As always, books are everywhere in our house, though somehow lately I mostly page through them rather than reading to the end. I'm trying a new recipe today (from Supra, not Tito's Cookbook) and am making my way through a novel by a Belarusian author. Maybe when my son leaves town I'll really dive into something. And I'll find another audiobook for hiking in the Glen.
In a day or two I'll sit down with the notebook I use every December to chronicle the year. But for now I can say that I organized a few successful events; canned all kinds of sauces and preserves; and rescued a dehydrated and starving cat. Whom I'm now trying to train not to destroy the furniture.

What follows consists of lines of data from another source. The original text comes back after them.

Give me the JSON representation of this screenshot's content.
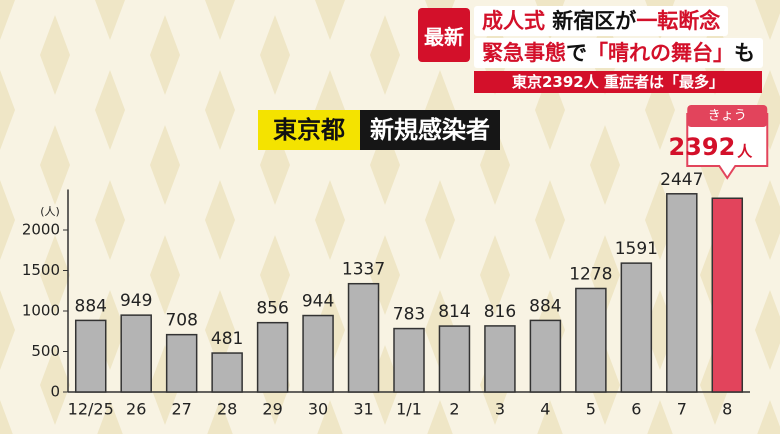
{
  "headline": {
    "badge": "最新",
    "line1": [
      {
        "text": "成人式",
        "color": "#d3102a"
      },
      {
        "text": " 新宿区が",
        "color": "#111111"
      },
      {
        "text": "一転断念",
        "color": "#d3102a"
      }
    ],
    "line2": [
      {
        "text": "緊急事態",
        "color": "#d3102a"
      },
      {
        "text": "で",
        "color": "#111111"
      },
      {
        "text": "「晴れの舞台」",
        "color": "#d3102a"
      },
      {
        "text": "も",
        "color": "#111111"
      }
    ],
    "strip": "東京2392人 重症者は「最多」"
  },
  "chart_data": {
    "type": "bar",
    "title_region": "東京都",
    "title": "新規感染者",
    "y_unit": "(人)",
    "callout_label": "きょう",
    "callout_unit": "人",
    "categories": [
      "12/25",
      "26",
      "27",
      "28",
      "29",
      "30",
      "31",
      "1/1",
      "2",
      "3",
      "4",
      "5",
      "6",
      "7",
      "8"
    ],
    "values": [
      884,
      949,
      708,
      481,
      856,
      944,
      1337,
      783,
      814,
      816,
      884,
      1278,
      1591,
      2447,
      2392
    ],
    "bar_colors": [
      "#b4b4b4",
      "#b4b4b4",
      "#b4b4b4",
      "#b4b4b4",
      "#b4b4b4",
      "#b4b4b4",
      "#b4b4b4",
      "#b4b4b4",
      "#b4b4b4",
      "#b4b4b4",
      "#b4b4b4",
      "#b4b4b4",
      "#b4b4b4",
      "#b4b4b4",
      "#e2445c"
    ],
    "ylim": [
      0,
      2500
    ],
    "yticks": [
      0,
      500,
      1000,
      1500,
      2000
    ]
  }
}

It's important to celebrate your wins. And it's also worth thinking about ways to create your own environment, to maximize the calm and channel the energy. I am not making light of mental illness, and I'm not sure how I feel about "Bipolar II." It seems to be all the rage, including in a highly recommended (on the internet) book called Bipolar, Not So Much: Understanding Your Mood Swings and Depression. A (probably AI-generated) summary on the B&N website reads in part:
No longer is this a one-size-fits-all diagnosis, and antidepressants are no longer the one-size-fits-all treatment. Mood disorders are now seen to form a spectrum of problems, from common depression on one end to full bipolar disorder on the other. In between these extremes are multitudes of people who are on the middle of the mood spectrum, and this book is for them.
A spectrum, that's what my pirate ship ride is all about--higher highs, lower lows, but also the middle moods. Heading into 2026, I intend to use my moods for good, not for evil. If only our elected (and not-so-elected) officials across the world would do the same.